Letters A-J are put into a bag, 5 are selected at random (without replacement) to form a 5letter word:
A. How many different words are possible ?
B. What is the probability the word ENDS with a vowel?
C. What is the probability it starts and ends with a vowel?
A. To find the number of different words that can be formed, we need to calculate the number of ways to arrange the 5 selected letters. Since we are selecting without replacement, the first letter can be any of the 10 letters (A-J). After choosing the first letter, there are only 9 options for the second letter, 8 options for the third letter, 7 options for the fourth letter, and 6 options for the fifth letter. Therefore, the total number of different words possible is:
10 x 9 x 8 x 7 x 6 = 30,240 different words.
B. To calculate the probability that the word ends with a vowel, we need to find the number of words that meet this condition and divide it by the total number of different words possible.
The number of words that end with a vowel can be calculated as follows:
The last letter can be any of the 5 vowels (A, E, I, O, or U). After choosing the last letter as a vowel, there are 9 options for the first letter, 8 options for the second letter, 7 options for the third letter, and 6 options for the fourth letter. Therefore, the total number of words that end with a vowel is:
5 x 9 x 8 x 7 x 6 = 15,120 words
The probability of selecting a word that ends with a vowel is:
15,120 / 30,240 = 0.5 (or 50%)
C. To calculate the probability that the word starts and ends with a vowel, we need to find the number of words that meet this condition and divide it by the total number of different words possible.
The number of words that start and end with a vowel can be calculated as follows:
The first and last letters can each be any of the 5 vowels (A, E, I, O, or U). After choosing the first and last letters as vowels, there are 8 options for the second letter, 7 options for the third letter, and 6 options for the fourth letter. Therefore, the total number of words that start and end with a vowel is:
5 x 8 x 7 x 6 x 5 = 8,400 words
The probability of selecting a word that starts and ends with a vowel is:
8,400 / 30,240 = 0.2778 (or approximately 27.78%)
To answer these questions, you need to consider the number of favorable outcomes and the total number of possible outcomes.
A. How many different words are possible?
To find the number of different words possible, we need to find the total number of different ways you can select 5 letters from the 10 available in the bag. This is calculated using the concept of combinations. The number of ways to select k items from a set of n items is given by the formula nCk, which is the binomial coefficient.
In our case, n (total number of letters) is 10, and k (number of letters selected) is 5. Therefore, the number of different words possible would be 10C5, which can be calculated as:
10C5 = 10! / (5!(10-5)!) = 10! / (5!5!) = (10 * 9 * 8 * 7 * 6) / (5 * 4 * 3 * 2 * 1) = 252.
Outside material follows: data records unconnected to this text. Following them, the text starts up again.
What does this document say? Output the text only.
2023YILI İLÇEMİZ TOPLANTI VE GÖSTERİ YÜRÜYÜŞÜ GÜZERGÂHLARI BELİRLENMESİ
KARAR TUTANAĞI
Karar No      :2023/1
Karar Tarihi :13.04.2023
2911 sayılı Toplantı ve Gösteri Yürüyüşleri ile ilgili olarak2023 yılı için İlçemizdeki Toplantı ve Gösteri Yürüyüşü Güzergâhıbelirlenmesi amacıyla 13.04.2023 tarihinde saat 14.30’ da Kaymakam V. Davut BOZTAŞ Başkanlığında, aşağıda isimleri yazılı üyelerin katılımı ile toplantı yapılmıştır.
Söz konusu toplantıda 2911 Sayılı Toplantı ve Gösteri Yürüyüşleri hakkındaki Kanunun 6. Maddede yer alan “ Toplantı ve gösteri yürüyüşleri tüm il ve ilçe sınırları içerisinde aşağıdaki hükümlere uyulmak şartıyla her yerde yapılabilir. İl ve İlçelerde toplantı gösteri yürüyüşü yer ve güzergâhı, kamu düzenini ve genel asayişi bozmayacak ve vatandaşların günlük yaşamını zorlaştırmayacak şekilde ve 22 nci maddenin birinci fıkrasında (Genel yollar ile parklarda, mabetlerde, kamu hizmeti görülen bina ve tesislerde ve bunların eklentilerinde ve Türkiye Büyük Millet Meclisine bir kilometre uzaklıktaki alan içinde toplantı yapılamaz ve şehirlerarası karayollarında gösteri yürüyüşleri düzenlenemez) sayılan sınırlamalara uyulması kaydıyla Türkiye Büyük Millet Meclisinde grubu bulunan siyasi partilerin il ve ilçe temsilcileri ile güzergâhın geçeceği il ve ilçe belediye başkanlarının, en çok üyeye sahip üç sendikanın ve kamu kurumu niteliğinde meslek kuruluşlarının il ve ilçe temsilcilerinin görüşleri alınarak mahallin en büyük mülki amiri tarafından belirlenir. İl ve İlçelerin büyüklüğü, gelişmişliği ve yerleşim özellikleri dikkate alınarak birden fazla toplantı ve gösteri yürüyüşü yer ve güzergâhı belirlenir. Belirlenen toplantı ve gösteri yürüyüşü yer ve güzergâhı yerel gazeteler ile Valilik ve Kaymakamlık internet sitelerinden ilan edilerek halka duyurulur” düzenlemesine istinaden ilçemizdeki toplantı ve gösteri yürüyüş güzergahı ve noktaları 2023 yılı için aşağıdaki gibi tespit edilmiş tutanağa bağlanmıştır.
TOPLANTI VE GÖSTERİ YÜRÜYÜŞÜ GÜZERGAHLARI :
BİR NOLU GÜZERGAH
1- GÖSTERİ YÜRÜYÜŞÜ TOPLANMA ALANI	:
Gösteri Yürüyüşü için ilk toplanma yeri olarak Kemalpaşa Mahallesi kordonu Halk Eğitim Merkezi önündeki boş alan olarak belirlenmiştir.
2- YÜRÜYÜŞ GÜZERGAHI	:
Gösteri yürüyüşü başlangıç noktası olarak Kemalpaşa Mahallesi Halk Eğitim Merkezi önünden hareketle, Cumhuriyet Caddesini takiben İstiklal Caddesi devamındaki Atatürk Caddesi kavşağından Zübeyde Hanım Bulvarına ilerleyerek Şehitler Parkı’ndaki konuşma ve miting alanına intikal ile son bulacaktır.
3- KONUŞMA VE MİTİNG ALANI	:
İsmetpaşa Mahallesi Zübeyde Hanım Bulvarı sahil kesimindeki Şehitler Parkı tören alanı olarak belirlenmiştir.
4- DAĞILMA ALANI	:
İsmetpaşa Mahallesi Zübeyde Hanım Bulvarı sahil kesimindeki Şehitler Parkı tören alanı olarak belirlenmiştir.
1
Therefore, there are 252 different words possible.
B. What is the probability the word ENDS with a vowel?
To calculate this probability, we need to determine the number of favorable outcomes (words that end with a vowel) and the total number of possible outcomes.
Number of favorable outcomes: We have 10 letters in the bag, and the last letter needs to be a vowel, i.e., A, E, I, or J. So, there are 4 possible vowels for the last position.
Total number of outcomes: We already calculated this in part A, and it is 252.
Therefore, the probability that the word ends with a vowel is 4/252, which can be simplified as 1/63.
C. What is the probability it starts and ends with a vowel?
To calculate this probability, we need to determine the number of favorable outcomes (words that start and end with a vowel) and the total number of possible outcomes.
Number of favorable outcomes: For the first letter, we have 10 letters in the bag, and there are 4 possible vowels. For the last letter, there are also 4 possible vowels. So, the number of favorable outcomes is 4 * 4 = 16.
Total number of outcomes: We already calculated this in part A, and it is 252.
Therefore, the probability that the word starts and ends with a vowel is 16/252, which can be simplified as 2/31.